Sunday, January 4, 2009

Besties

Main Entry: soul mate
Function: noun
1 : a person who is perfectly suited to another in temperament



I don't have many but the few I've had and have now, I am ohso grateful for. Here's to unconditional love and friendship!

(Thank you, Nik, for the use of your term "Bestie"...and you are most def at the top of my short list.)

Saturday, January 3, 2009

Identity

"Mommy, who am I?"

I stopped dead in my tracks. "Wha...? What do you mean, hon?"

"Who am I? I don't think I know who I am." Such a question for a five year old. She asked it with such sincerity. Such fear.

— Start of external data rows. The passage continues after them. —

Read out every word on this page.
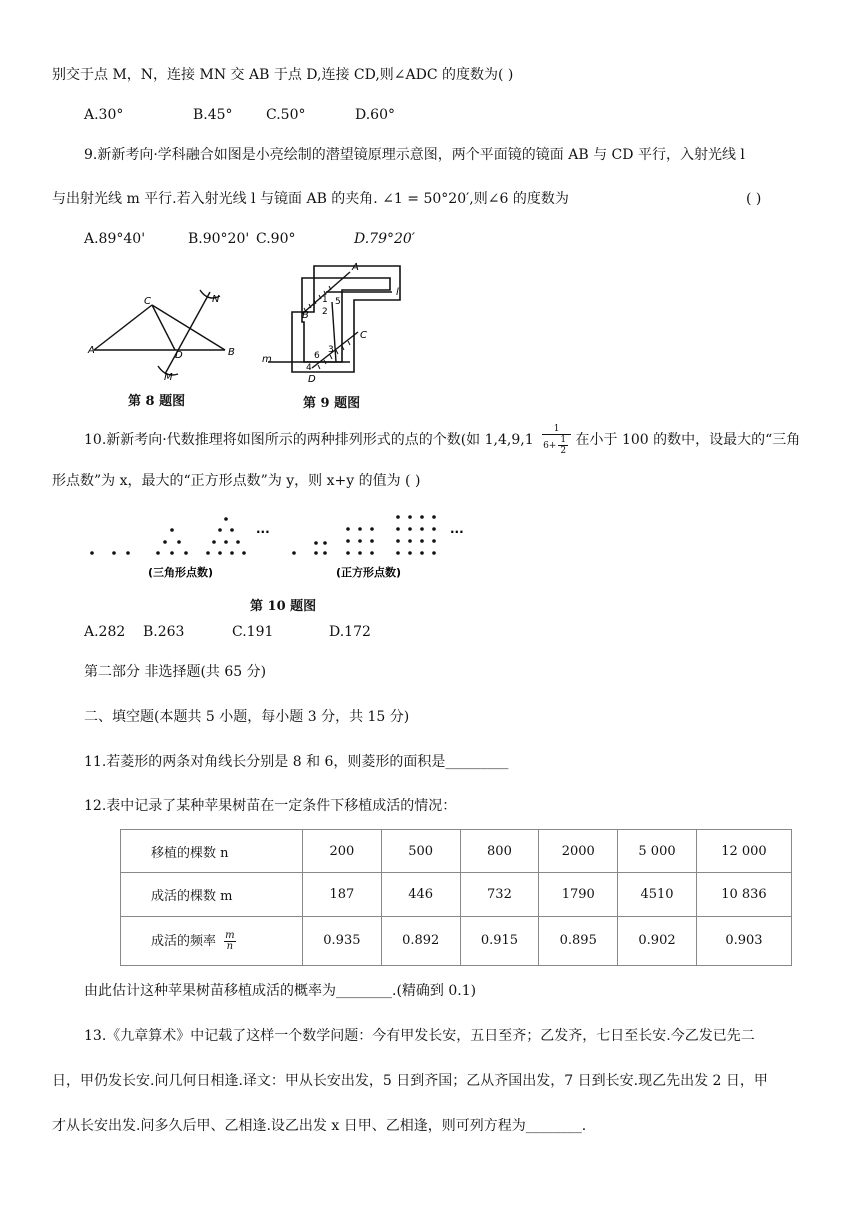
别交于点 M，N，连接 MN 交 AB 于点 D,连接 CD,则∠ADC 的度数为( )
A.30°	B.45° C.50°	D.60°
9.新新考向·学科融合如图是小亮绘制的潜望镜原理示意图，两个平面镜的镜面 AB 与 CD 平行，入射光线 l
与出射光线 m 平行.若入射光线 l 与镜面 AB 的夹角. ∠1 = 50°20′,则∠6 的度数为	( )
A.89°40'	B.90°20' C.90°	D.79°20′
A	B
C
D
M
N
第 8 题图
A
B
C
D
l
m
1
2
3
4
5
6
第 9 题图
10.新新考向·代数推理将如图所示的两种排列形式的点的个数(如 $1,4,9,1 \frac{1}{6+ \frac{1}{2}}$ 在小于 100 的数中，设最大的“三角
形点数”为 x，最大的“正方形点数”为 y，则 x+y 的值为 ( )
···	···
(三角形点数)	(正方形点数)
第 10 题图
A.282 B.263	C.191	D.172
第二部分 非选择题(共 65 分)
二、填空题(本题共 5 小题，每小题 3 分，共 15 分)
11.若菱形的两条对角线长分别是 8 和 6，则菱形的面积是_________
12.表中记录了某种苹果树苗在一定条件下移植成活的情况：
移植的棵数 n	200	500	800	2000	5 000	12 000
成活的棵数 m	187	446	732	1790	4510	10 836
成活的频率 $\frac{m}{n}$	0.935	0.892	0.915	0.895	0.902	0.903
由此估计这种苹果树苗移植成活的概率为________.(精确到 0.1)
13.《九章算术》中记载了这样一个数学问题：今有甲发长安，五日至齐；乙发齐，七日至长安.今乙发已先二
日，甲仍发长安.问几何日相逢.译文：甲从长安出发，5 日到齐国；乙从齐国出发，7 日到长安.现乙先出发 2 日，甲
才从长安出发.问多久后甲、乙相逢.设乙出发 x 日甲、乙相逢，则可列方程为________.
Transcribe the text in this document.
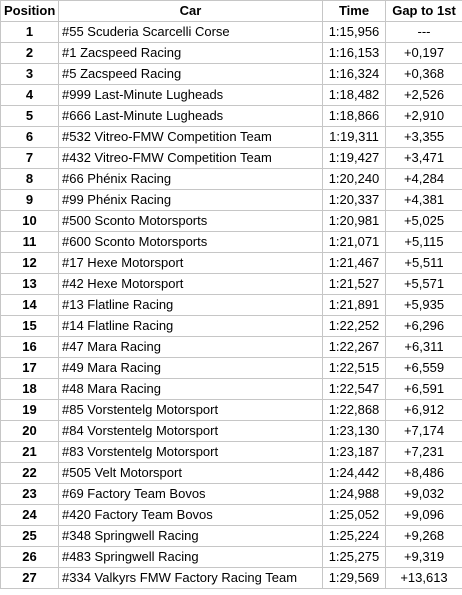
Position	Car	Time	Gap to 1st
1	#55 Scuderia Scarcelli Corse	1:15,956	---
2	#1 Zacspeed Racing	1:16,153	+0,197
3	#5 Zacspeed Racing	1:16,324	+0,368
4	#999 Last-Minute Lugheads	1:18,482	+2,526
5	#666 Last-Minute Lugheads	1:18,866	+2,910
6	#532 Vitreo-FMW Competition Team	1:19,311	+3,355
7	#432 Vitreo-FMW Competition Team	1:19,427	+3,471
8	#66 Phénix Racing	1:20,240	+4,284
9	#99 Phénix Racing	1:20,337	+4,381
10	#500 Sconto Motorsports	1:20,981	+5,025
11	#600 Sconto Motorsports	1:21,071	+5,115
12	#17 Hexe Motorsport	1:21,467	+5,511
13	#42 Hexe Motorsport	1:21,527	+5,571
14	#13 Flatline Racing	1:21,891	+5,935
15	#14 Flatline Racing	1:22,252	+6,296
16	#47 Mara Racing	1:22,267	+6,311
17	#49 Mara Racing	1:22,515	+6,559
18	#48 Mara Racing	1:22,547	+6,591
19	#85 Vorstentelg Motorsport	1:22,868	+6,912
20	#84 Vorstentelg Motorsport	1:23,130	+7,174
21	#83 Vorstentelg Motorsport	1:23,187	+7,231
22	#505 Velt Motorsport	1:24,442	+8,486
23	#69 Factory Team Bovos	1:24,988	+9,032
24	#420 Factory Team Bovos	1:25,052	+9,096
25	#348 Springwell Racing	1:25,224	+9,268
26	#483 Springwell Racing	1:25,275	+9,319
27	#334 Valkyrs FMW Factory Racing Team	1:29,569	+13,613
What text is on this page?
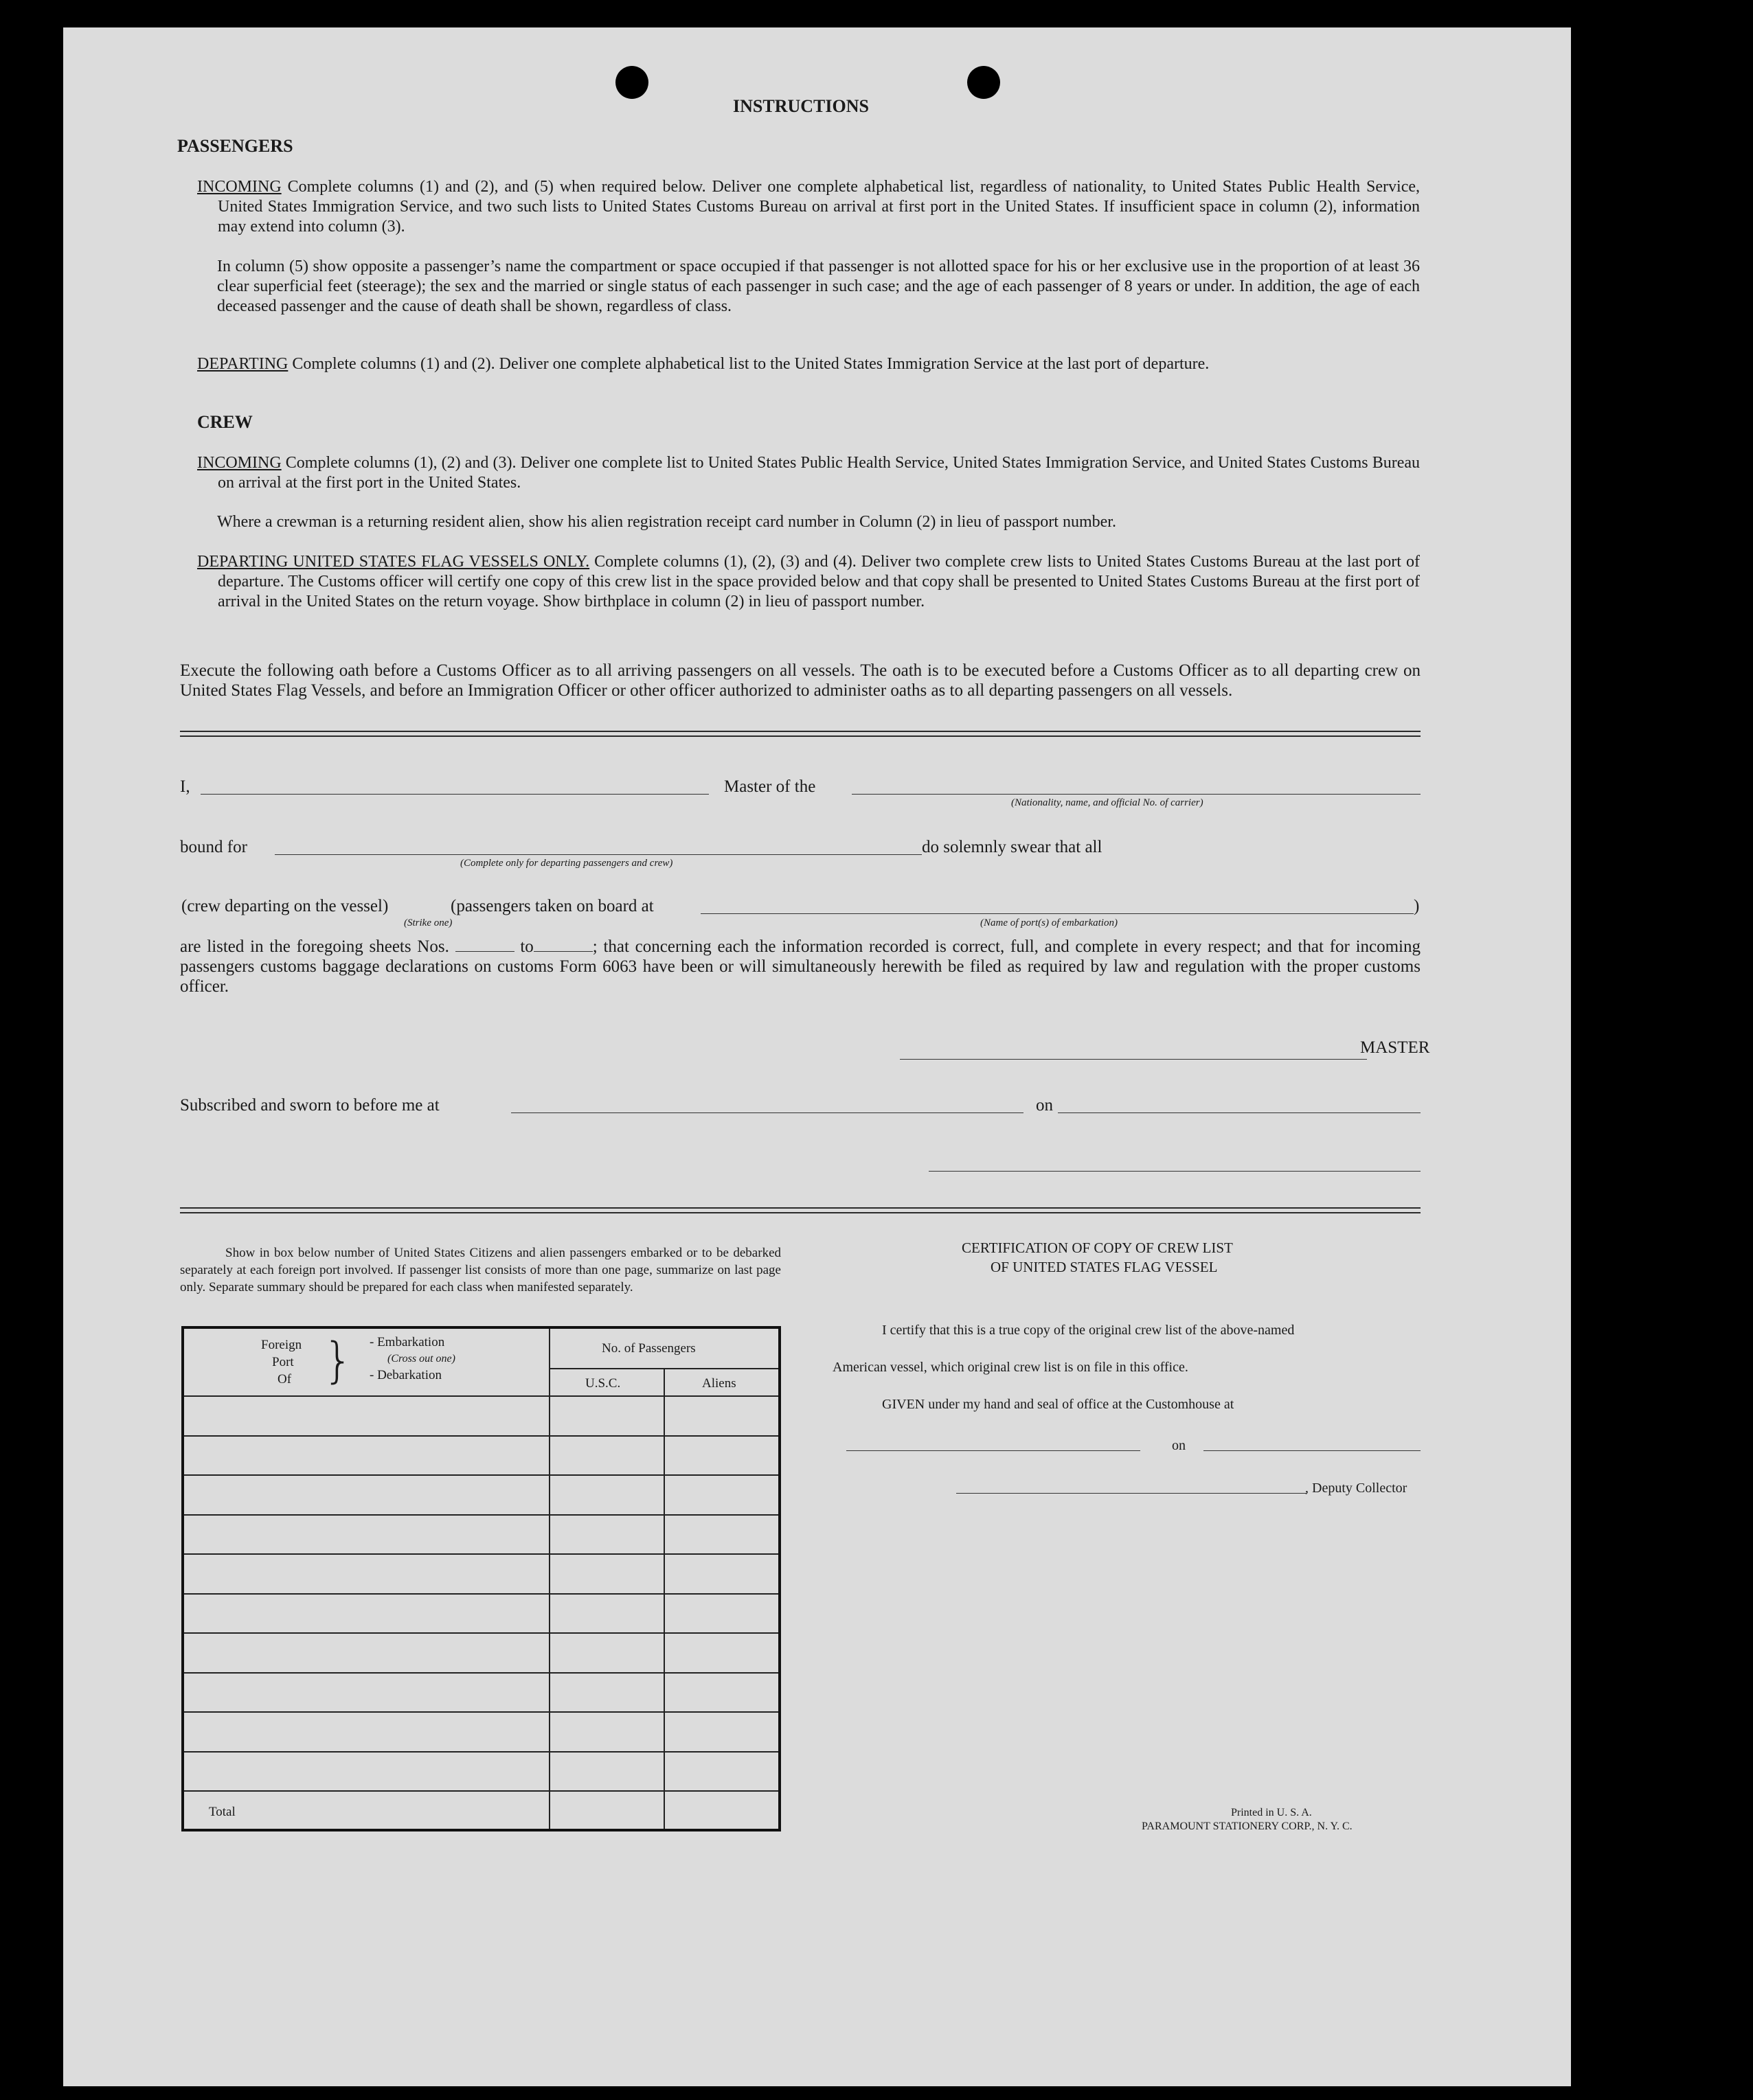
INSTRUCTIONS
PASSENGERS
INCOMING Complete columns (1) and (2), and (5) when required below. Deliver one complete alphabetical list, regardless of nationality, to United States Public Health Service, United States Immigration Service, and two such lists to United States Customs Bureau on arrival at first port in the United States. If insufficient space in column (2), information may extend into column (3).
In column (5) show opposite a passenger’s name the compartment or space occupied if that passenger is not allotted space for his or her exclusive use in the proportion of at least 36 clear superficial feet (steerage); the sex and the married or single status of each passenger in such case; and the age of each passenger of 8 years or under. In addition, the age of each deceased passenger and the cause of death shall be shown, regardless of class.
DEPARTING Complete columns (1) and (2). Deliver one complete alphabetical list to the United States Immigration Service at the last port of departure.
CREW
INCOMING Complete columns (1), (2) and (3). Deliver one complete list to United States Public Health Service, United States Immigration Service, and United States Customs Bureau on arrival at the first port in the United States.
Where a crewman is a returning resident alien, show his alien registration receipt card number in Column (2) in lieu of passport number.
DEPARTING UNITED STATES FLAG VESSELS ONLY. Complete columns (1), (2), (3) and (4). Deliver two complete crew lists to United States Customs Bureau at the last port of departure. The Customs officer will certify one copy of this crew list in the space provided below and that copy shall be presented to United States Customs Bureau at the first port of arrival in the United States on the return voyage. Show birthplace in column (2) in lieu of passport number.
Execute the following oath before a Customs Officer as to all arriving passengers on all vessels. The oath is to be executed before a Customs Officer as to all departing crew on United States Flag Vessels, and before an Immigration Officer or other officer authorized to administer oaths as to all departing passengers on all vessels.
I,	Master of the
(Nationality, name, and official No. of carrier)
bound for
(Complete only for departing passengers and crew)
do solemnly swear that all
(crew departing on the vessel)	(passengers taken on board at
(Strike one)	(Name of port(s) of embarkation)
)
are listed in the foregoing sheets Nos.	to	; that concerning each the information recorded is correct, full, and complete in every respect; and that for incoming passengers customs baggage declarations on customs Form 6063 have been or will simultaneously herewith be filed as required by law and regulation with the proper customs officer.
MASTER
Subscribed and sworn to before me at	on
Show in box below number of United States Citizens and alien passengers embarked or to be debarked separately at each foreign port involved. If passenger list consists of more than one page, summarize on last page only. Separate summary should be prepared for each class when manifested separately.
Foreign
Port
Of } - Embarkation
(Cross out one)
- Debarkation
No. of Passengers
U.S.C.	Aliens
Total
CERTIFICATION OF COPY OF CREW LIST
OF UNITED STATES FLAG VESSEL
I certify that this is a true copy of the original crew list of the above-named
American vessel, which original crew list is on file in this office.
GIVEN under my hand and seal of office at the Customhouse at
on
, Deputy Collector
Printed in U. S. A.
PARAMOUNT STATIONERY CORP., N. Y. C.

"Well of course you know who you are, sweetie, you're Wilhelmina. You're my daughter."

She looked away in disappointment. I hadn't come up with the right answer. The desired response.

I've been thinking a lot lately. Too much. Too much about what I'm unhappy about. What I don't have. What I've lost. What was taken from me. What I've squandered. Her query made me ask the same question. Who am I? Really?

Then I watched a documentary tonight and it answered almost all of my questions. Single-handedly.

What I learned tonight, after watching people retreat to the bowels of the city for a myriad of reasons, was that it's not who I am but, more importantly, who I am right now. And, ultimately, who I will be.

Thursday, January 1, 2009

Delicate

In case you didn't know, watching "The 7 Year Itch" on New Year's Day is the only way to recover properly. That, and lots of water.



Marilyn is simply divine but, honestly, Tom Ewell steals the show.